Today Cranky Flier takes up the task of defending the undefendable — highlighting ‘worthy’ investments this year by the federal government’s Small Community Air Service Development grants.
There were 61 applications from communities for money from the government, 33 were funded (“because the ones who know about the programs are the ones that get the money!!” said the late night infomercial…).
Cranky highlights five and declares, “That’s it for my favorites.” Not a good ratio or one that the program can be proud of. And he promises that tomorrow we’ll hear about the silliest winners.
But I wouldn’t even come close to giving him his wins for the program. They’re wasteful and silly. Here’s Cranky on giving Los Alamos, New Mexico (9) flights a day to Albuquerque.
The Los Alamos Shuttle
Lastly, there were a couple of quirky grants that I just can’t help but like for their creativity. One was from Los Alamos, New Mexico. The government-run Los Alamos National Laboratory has some of the smartest scientific minds in the world. They are two hours away from Albuquerque’s airport, but I’d rather have them spending more time on important work than on driving back and forth to an airport.

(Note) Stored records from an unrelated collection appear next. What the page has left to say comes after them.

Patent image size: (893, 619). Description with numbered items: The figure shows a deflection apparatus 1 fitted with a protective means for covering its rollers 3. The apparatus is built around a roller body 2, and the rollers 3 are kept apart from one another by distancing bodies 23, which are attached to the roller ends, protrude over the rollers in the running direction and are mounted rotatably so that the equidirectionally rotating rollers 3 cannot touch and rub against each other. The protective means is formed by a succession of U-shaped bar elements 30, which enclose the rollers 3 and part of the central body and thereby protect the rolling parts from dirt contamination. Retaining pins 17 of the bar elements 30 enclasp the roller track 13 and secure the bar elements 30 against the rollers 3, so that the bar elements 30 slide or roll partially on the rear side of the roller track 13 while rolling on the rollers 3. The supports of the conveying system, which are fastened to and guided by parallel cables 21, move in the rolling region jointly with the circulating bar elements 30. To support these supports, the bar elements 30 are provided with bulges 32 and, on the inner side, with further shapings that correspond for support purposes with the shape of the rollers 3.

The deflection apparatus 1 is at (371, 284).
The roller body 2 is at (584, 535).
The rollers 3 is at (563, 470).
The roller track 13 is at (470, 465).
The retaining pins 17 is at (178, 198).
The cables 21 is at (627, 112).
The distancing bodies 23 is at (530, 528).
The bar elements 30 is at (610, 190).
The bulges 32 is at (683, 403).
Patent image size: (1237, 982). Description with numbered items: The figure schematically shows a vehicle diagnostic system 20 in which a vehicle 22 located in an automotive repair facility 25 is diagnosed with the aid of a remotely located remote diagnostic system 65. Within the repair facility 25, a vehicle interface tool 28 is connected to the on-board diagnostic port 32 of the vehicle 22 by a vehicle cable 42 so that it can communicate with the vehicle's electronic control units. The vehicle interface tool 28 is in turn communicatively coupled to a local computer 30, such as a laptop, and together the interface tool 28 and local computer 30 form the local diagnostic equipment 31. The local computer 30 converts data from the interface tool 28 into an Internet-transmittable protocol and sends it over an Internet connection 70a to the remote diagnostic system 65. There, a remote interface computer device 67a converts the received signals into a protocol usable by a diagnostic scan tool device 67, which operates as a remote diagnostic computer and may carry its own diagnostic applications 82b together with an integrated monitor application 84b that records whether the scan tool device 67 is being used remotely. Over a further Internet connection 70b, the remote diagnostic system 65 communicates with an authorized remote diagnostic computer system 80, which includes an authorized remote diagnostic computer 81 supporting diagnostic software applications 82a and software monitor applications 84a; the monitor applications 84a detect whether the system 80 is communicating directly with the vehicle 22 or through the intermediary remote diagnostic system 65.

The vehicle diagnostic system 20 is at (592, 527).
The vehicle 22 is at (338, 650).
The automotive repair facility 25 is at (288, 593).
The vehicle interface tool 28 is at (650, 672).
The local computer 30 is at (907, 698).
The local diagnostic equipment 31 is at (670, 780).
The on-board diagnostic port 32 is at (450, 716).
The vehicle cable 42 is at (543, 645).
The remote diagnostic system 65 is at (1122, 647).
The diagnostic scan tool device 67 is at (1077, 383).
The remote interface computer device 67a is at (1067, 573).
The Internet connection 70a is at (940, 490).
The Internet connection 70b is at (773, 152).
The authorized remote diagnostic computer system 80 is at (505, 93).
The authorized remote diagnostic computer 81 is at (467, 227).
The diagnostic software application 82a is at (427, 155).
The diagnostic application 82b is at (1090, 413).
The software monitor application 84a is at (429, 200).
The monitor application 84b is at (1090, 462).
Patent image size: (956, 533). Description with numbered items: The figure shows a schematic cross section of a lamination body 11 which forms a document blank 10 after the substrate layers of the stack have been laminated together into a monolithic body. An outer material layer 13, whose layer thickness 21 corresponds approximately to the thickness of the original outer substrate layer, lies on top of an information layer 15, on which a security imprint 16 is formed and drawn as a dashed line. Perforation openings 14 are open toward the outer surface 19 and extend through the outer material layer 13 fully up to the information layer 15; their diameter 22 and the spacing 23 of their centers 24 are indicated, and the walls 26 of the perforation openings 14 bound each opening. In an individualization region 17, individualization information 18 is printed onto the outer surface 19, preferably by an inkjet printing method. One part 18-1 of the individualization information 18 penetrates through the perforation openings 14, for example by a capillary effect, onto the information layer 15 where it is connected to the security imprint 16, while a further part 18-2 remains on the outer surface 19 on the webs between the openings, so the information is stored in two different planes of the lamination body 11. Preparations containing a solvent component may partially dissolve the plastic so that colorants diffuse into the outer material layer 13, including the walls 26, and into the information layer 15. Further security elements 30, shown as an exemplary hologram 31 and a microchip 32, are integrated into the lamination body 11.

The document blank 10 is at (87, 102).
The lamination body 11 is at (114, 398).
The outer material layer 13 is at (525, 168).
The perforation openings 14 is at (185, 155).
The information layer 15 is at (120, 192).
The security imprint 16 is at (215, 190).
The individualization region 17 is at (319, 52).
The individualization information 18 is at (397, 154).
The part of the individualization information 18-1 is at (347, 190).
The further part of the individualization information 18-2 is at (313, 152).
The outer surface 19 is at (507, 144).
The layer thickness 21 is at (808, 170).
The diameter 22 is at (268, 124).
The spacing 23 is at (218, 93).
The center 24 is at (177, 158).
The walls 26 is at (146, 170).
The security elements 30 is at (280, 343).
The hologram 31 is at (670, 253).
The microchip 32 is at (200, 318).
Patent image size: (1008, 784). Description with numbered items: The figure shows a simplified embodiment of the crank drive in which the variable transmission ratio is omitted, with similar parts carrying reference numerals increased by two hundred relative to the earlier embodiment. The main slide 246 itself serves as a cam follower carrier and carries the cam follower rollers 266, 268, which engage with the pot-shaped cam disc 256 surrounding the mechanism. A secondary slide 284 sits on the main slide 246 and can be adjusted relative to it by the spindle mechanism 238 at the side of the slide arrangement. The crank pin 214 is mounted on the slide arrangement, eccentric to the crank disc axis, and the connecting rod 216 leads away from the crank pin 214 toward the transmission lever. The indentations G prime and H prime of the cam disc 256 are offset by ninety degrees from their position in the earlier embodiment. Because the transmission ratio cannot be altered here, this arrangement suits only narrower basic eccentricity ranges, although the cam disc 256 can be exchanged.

It’s not like the scientists in town chose to live there – that’s where the feds put the lab. To me, this really should be an Essential Air Service route, but for various reasons (as detailed in the application), it’s not eligible. So for lack of a better option, SCASD it is. They want 9 flights a day to Albuquerque. Normally I’d think that’s crazy, but in this special case, it seems like a good idea to make them as productive as possible.
Great, we like scientists.
But here’s the flights we’re subsidizing:
Cranky says, “It’s not like the scientists in town chose to live there” but of course they did. It’s not like the scientists are members of the military, or are indentured servants. They took the jobs voluntarily, and are paid handsomely in a part of the country with low cost of living.
The service itself is silly. The application notes that service has never worked here.
- Peacock Airlines “only survived a few weeks.”
- Mesa Airlines “lasted four months.” Why? Because it wasn’t convenient, and it was expensive compared to other options. Like driving to Albuquerque. How expensive is ‘too expensive’ for passengers to choose to fly? The application notes that you could fly Mesa for $69. But customers didn’t find it worthwhile to pay more.
- Then Rio Grande Airlines tried Albuquerque service for four months and failed in 2002.
But if we just tried it one more time it would work! The application claims that if there were cheap, frequent flights on an airline that had interline agreements it would work.
But why assume that the airlines don’t want easy profits that are theirs for the taking? Because it doesn’t work to offer 9 flights a day to shuttle people 61 miles when they’ve made clear they won’t spend $69 for the privilege (and another carrier trying the route charged less than half that and failed). Clearly what we need is to double the flights, lower the cost, and the underpants gnomes will generate a profit!
But even if this were true, should the federal government be subsidizing it?
I think this claim from the application is really important:
The median household income of Los Alamos County is $103,643. This compares to the national average of $46,326 and the New Mexico average of $43,000.
Make no mistake: people making $43,000 per year are being asked to subsidize more convenient air travel for people making $103,000 a year. That’s what bothers me here. Los Alamos residents can drive to Albuquerque. But so they don’t have to do that, for their convenience (that past behavior suggests they don’t value very much), poorer people are being asked to dig deep.
And this is one of the 5 best investments out of 33 that Cranky Flier can come up with for the program.
More than any of the silly examples he points out tomorrow, the absurdity of the ‘best’ examples strike me as reason enough to end this program.